Capitalizing your own business with your own tax-deferred retirement money has a really attractive logic to it.  Based on a pretty unscientific bit of sampling on my part, most of the population is divided between people who have no net worth to speak of and people whose net worth consists almost entirely of home equity and retirement accounts.  So using that retirement money as equity for a business seems really attractive.  I never liked the idea myself.  It always struck me that the rules surrounding retirement accounts made it just too easy to unwittingly have a “prohibited transaction”.  That is what seems to have happened to Terry and Shelia Ellis who, earlier this month, heard from the Eighth Circuit.

The Prohibited Transaction
 
Mr. Ellis was an attorney who also wanted to get involved in the sale of used cars.  There is probably a joke in there somewhere, but we’ll pass on it, because this is a really sad story.  He formed CST LLC.  CST had two members  – Richard Brown, who worked for the LLC and contributed $20 for his 2% interest and  Mr. Ellis’s self-directed IRA which contributed $319,500 for its 98% interest.  The contribution to the LLC used up almost all of the IRA’s funds, which had been rolled over from a 401(k).
Mr. Ellis acted as the general manager of CST and drew a salary of $9,754 in 2005 and $29,263 in 2006.  The two salary payments were properly reported on his return.  That seems pretty innocent.  Only it is not.

On March 28, 2011, the Commissioner of the Internal Revenue Service sent the Ellises a notice of deficiency, identifying a $135,936 income-tax deficiency for 2005 or, in the alternative, a $133,067 deficiency for 2006. The notice also imposed a $27,187 accuracy-related penalty for 2005 or, in the alternative, a $26,613 accuracy-related penalty and $19,731 late-filing penalty for 2006. The Commissioner determined, in relevant part, that Mr. Ellis engaged in prohibited transactions under 26 U.S.C. § 4975(c) by (1) directing his IRA to acquire a membership interest in CST with the expectation that the company would employ him, and (2) receiving wages from CST. The notice explained that, as a result of these transactions, the IRA lost its status as an individual retirement account and its entire fair market value was treated as taxable income.

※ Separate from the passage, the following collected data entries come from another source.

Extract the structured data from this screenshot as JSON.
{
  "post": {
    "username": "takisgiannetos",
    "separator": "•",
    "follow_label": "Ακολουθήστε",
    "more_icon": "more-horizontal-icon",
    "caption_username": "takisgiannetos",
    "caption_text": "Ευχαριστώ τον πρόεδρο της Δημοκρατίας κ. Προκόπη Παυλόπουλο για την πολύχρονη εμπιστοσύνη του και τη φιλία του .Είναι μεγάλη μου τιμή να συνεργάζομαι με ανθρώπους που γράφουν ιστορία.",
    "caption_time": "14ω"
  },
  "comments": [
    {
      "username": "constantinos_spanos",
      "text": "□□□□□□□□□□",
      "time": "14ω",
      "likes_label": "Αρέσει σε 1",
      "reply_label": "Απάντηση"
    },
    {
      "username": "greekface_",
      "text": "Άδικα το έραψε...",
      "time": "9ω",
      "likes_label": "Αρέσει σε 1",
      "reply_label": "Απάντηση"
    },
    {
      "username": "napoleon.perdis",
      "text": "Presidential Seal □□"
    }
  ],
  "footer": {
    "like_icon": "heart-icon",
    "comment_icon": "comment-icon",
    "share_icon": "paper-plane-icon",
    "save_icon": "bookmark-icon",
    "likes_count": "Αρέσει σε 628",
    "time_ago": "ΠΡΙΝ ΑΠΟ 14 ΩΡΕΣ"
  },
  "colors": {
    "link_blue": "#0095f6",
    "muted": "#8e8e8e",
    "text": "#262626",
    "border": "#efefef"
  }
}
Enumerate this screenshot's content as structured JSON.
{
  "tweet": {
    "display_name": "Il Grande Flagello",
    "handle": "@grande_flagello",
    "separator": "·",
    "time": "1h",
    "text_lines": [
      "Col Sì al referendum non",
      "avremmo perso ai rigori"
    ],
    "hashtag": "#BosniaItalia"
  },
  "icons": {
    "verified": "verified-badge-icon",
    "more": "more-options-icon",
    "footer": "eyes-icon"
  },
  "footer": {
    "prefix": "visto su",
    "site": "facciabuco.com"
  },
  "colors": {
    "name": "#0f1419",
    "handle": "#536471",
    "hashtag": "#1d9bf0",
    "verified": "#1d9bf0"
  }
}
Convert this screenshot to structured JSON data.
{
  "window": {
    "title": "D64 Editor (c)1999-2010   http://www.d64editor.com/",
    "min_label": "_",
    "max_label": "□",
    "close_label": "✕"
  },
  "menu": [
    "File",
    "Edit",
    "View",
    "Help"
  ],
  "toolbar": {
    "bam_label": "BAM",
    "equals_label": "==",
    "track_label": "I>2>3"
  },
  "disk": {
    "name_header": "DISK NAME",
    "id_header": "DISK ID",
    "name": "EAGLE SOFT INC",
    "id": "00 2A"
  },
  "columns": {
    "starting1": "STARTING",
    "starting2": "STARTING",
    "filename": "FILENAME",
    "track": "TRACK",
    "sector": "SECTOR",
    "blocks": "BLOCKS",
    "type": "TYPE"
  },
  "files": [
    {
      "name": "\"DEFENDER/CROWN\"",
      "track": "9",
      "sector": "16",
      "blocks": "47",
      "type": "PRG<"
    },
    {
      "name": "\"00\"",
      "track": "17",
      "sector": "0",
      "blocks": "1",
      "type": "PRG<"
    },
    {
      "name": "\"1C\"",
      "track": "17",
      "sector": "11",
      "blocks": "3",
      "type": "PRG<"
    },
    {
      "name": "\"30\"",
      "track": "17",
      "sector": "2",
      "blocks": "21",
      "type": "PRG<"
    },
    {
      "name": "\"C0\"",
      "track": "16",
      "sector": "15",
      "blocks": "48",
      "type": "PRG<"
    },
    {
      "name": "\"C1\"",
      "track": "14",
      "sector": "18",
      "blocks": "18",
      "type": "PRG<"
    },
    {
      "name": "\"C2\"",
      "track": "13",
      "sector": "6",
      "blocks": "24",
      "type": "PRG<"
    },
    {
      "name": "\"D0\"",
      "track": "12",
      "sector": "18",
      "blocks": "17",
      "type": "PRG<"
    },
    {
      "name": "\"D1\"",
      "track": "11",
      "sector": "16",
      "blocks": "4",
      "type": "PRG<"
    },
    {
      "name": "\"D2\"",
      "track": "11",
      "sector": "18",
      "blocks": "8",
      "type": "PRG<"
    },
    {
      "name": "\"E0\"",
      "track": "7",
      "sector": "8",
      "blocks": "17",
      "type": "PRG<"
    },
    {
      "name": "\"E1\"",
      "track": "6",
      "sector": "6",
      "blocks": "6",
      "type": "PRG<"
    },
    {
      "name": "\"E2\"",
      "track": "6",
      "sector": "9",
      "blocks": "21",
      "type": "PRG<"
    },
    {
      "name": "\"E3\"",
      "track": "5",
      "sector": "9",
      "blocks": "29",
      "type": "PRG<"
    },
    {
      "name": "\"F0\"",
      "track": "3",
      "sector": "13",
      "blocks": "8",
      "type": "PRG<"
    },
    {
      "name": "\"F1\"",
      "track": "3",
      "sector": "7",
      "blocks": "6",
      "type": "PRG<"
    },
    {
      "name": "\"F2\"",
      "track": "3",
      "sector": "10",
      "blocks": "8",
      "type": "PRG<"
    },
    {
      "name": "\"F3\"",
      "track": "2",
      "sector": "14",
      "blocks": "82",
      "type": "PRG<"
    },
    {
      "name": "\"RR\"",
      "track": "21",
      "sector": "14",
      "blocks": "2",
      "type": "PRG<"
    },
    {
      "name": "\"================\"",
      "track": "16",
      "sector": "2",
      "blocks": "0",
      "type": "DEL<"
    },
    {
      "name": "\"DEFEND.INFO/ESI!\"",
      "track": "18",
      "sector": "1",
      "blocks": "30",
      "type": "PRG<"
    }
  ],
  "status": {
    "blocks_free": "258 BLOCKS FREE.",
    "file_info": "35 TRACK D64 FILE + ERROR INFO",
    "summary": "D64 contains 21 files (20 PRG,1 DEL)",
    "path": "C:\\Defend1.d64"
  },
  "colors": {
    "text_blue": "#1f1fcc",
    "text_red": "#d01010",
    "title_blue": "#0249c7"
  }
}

See 26 U.S.C. § 408(e)(2).

It seems like an awfully harsh result, but the Circuit backed the Tax Court which had backed the IRS.

The tax court properly found that Mr. Ellis engaged in a prohibited transaction by directing CST to pay him a salary in 2005. The record establishes that Mr. Ellis caused his IRA to invest a substantial majority of its value in CST with the understanding that he would receive compensation for his services as general manager. By directing CST to pay him wages from funds that the company received almost exclusively from his IRA, Mr. Ellis engaged in the indirect transfer of the income and assets of the IRA for his own benefit and indirectly dealt with such income and assets for his own interest or his own account.

Was This A Good Idea At All?
 
Taking a salary from your IRA, even indirectly, seems just a little odd, since you are thereby incurring unnecessary payroll taxes.  There is another issue with the LLC though.  An LLC defaults to a partnership, but can elect to be treated as a corporation.  In the latter case, the earnings would be subject to corporate tax, but in the former there would be unrelated business taxable income tax to consider.
Should It Be This Hard?
 
The draconian rules surrounding prohibited transactions seem a bit out of place when someone is messing with what is pretty much their own money and not really avoiding any taxes in the process.  From a policy viewpoint I could see a paternalistic argument for discouraging retirement fund investment in speculative ventures, but the only speculative ventures that these rules discourage people from going into are the ones where they will be keeping more of an eye on things.
At any rate, the moral of this story is that you need to be extremely cautious with self-directed IRAs.
 Other Coverage
 
Stanley Baum provides a nice summary of the case at ERISA Lawyer Blog.

Advisers that encounter taxpayers who have programs that appear to have used rollover funds to create a business should consider advising the clients to have the structure reviewed by counsel skilled in ERISA matters not associated with those promoting such programs for possible exposure and any potential ways to mitigating any possible damages. And, clearly, a client considering adopting such a program to use their retirement funds to start a business should clearly seek independent counsel in this area.

Joe Kristan feels much the way I do about these transactions.

Direct business investments from IRAs are dynamite. If you must use retirement plan funds for a business start-up, it may be wiser to take a taxable withdrawal and use the after-tax funds to make the investment. If there is any way to fund it without retirement plan funds, that would be wiser still.